Gods & Monsters (Serpent & Dove #3) by Shelby Mahurin



My fingers ached on the hilt of my knife. My throat tightened. I couldn’t breathe. “I just want my memories back, witch.”

Those haunting eyes fell to my blade, and she stepped forward. Once. Twice. Three times. She walked until her chest met its tip, and then she leaned farther still, drawing a bead of blood. Only then did her eyes return to mine. Only then did she whisper against my lips, “I want that too.”

I stared at my knife. At her blood. A quick thrust would do it. One simple movement, and La Dame des Sorcières would be dead. Incapacitated, at the very least. She’d be helpless to stop me from pitching her body in the fire—the magic fire. It’d be almost poetic to watch her burn upon it. She’d be ash before the others could save her.

A quick thrust. One simple movement.

She would drive me mad unless I did it.

We stayed that way for another second, another hundred seconds—tense, poised—but a shout sounded from across the treasury, breaking our standoff. “It’s here!” Célie’s laughter swelled between us. “I found it!” With a smirk, Lou stepped backward. Away from me. In her absence, I could breathe again. I could hate.

The woman would drive me mad until I did it.

“You’re lucky,” I said darkly, sheathing my knife.

“Funny. I don’t feel lucky at all.”

Her smirk seemed brittle as she turned to follow Célie’s voice, gifting me her back. Every fiber in my being longed to lunge. To attack. I even bent my knees, stopping only when a sapphire glinted in my periphery. I froze. From within a drawer of the wardrobe peeked the silver hilt of a Balisarda. It looked as if it’d been stuffed there haphazardly. Stowed away and forgotten. A jolt seared through my body. A lightning strike.

Carefully, quietly, I slipped the Balisarda into my bandolier.

We found Célie, Jean Luc, and Beau congregated beside the fire. Coco converged on them the same moment we did. Immediately, Célie thrust the unexceptional ring into her palm. “I found it,” she repeated, breathless with excitement. With something else. When her eyes flicked to Coco’s collar near imperceptibly, I followed the movement. A locket glittered there. “Here. Take it.”

Coco examined the ring for a long moment before she smiled. “You would be the one to find it.” With an appreciative nod to Célie, she handed it to Lou, who slipped it on her finger like it belonged there. I frowned. “Thank you, Célie.”

“We should go,” Beau urged. “Before Morgane comes back.”

In agreement, we retreated down the stairs, but it wasn’t Morgane who met us at the door.

It was Manon.





Ask Me No Questions


Reid

Feet planted wide—arms gripping each side of the threshold—she met us with a frighteningly blank expression. Trapping us here. All traces of her tears had been scrubbed away since the corridor below. “Chamomile tea, Louise?”

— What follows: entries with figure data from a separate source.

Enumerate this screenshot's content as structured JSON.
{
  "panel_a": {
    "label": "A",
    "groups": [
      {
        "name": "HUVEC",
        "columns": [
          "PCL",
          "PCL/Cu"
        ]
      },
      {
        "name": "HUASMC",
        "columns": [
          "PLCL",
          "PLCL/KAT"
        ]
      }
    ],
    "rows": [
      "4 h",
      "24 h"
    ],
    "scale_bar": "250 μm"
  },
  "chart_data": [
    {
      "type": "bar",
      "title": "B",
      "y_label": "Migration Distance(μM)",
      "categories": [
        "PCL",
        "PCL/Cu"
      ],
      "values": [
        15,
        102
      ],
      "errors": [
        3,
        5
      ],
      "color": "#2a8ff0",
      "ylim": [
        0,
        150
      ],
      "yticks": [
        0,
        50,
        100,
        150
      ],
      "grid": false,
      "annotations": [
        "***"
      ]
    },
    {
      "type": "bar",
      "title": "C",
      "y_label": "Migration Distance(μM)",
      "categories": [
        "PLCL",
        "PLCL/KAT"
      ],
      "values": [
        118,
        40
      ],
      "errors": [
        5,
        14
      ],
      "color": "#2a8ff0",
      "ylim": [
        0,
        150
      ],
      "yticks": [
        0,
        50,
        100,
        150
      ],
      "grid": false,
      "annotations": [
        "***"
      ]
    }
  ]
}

Lou edged to the front of our group, her hand brushing mine as she passed. The touch tingled. I jerked away. “You looked like you needed it,” she said, gesturing to Manon’s general dishevelment. Her airy tone felt forced, as did her smile. “I’m assuming you didn’t heed my advice and drink it. When have you last slept?” Manon didn’t answer. Shouts below wiped the smile from Lou’s face all the same. Her eyes flew wide. “You—did you tell my mother—?”

“Not yet. I had to be sure of the intruder. But I told others. They will inform Our Lady soon.”

“Shit, shit, shit. Shit.” Exhaling a harsh, incredulous breath, Lou clenched her fists before seizing Manon’s collar and yanking her into the stairwell. Beau slammed the door behind them. “This is fine. They don’t know I’m here specifically. We can still—”

“You will not escape again, Louise,” Manon said, her eyes still flat and unexpressive.

“Just—just—” Lou wrung a fist in the witch’s face, and Manon stiffened like a board, unable to move. “Just shut up for a second, Manon. I need to think.” To Coco, Jean Luc, and me, she said hastily, “We can’t go out the way we came in. Any brilliant ideas?”

“We fight our way out,” I said instantly.

Jean Luc’s brow furrowed as he considered strategy. “There are six of us. Enemy numbers unknown. We’ve claimed the higher ground, but we’d need to form a choke point—”

I pounded my fist against the door. “We have one. They can’t break the enchantment—”

“You’re both idiots.” Lou turned imploring eyes on Coco. “Was there anything in the treasury we could use?”

“Can’t you just show them the Goddess has revoked Morgane’s blessing?” Beau waved his hands wildly. “You are their queen now, correct?”

“Again, why didn’t I think of that? I’ll tell you what, Your Highness, why don’t you command your people to stop burning witches, so all of our problems go away?” She turned back to Coco before he could answer. “There was magic fire.”

Clenching her own eyes shut, Coco rubbed her temples. “And plated glass. I also saw chains and swords and—” Her gaze snapped to Lou’s once more, and realization passed between them like a bolt of lightning.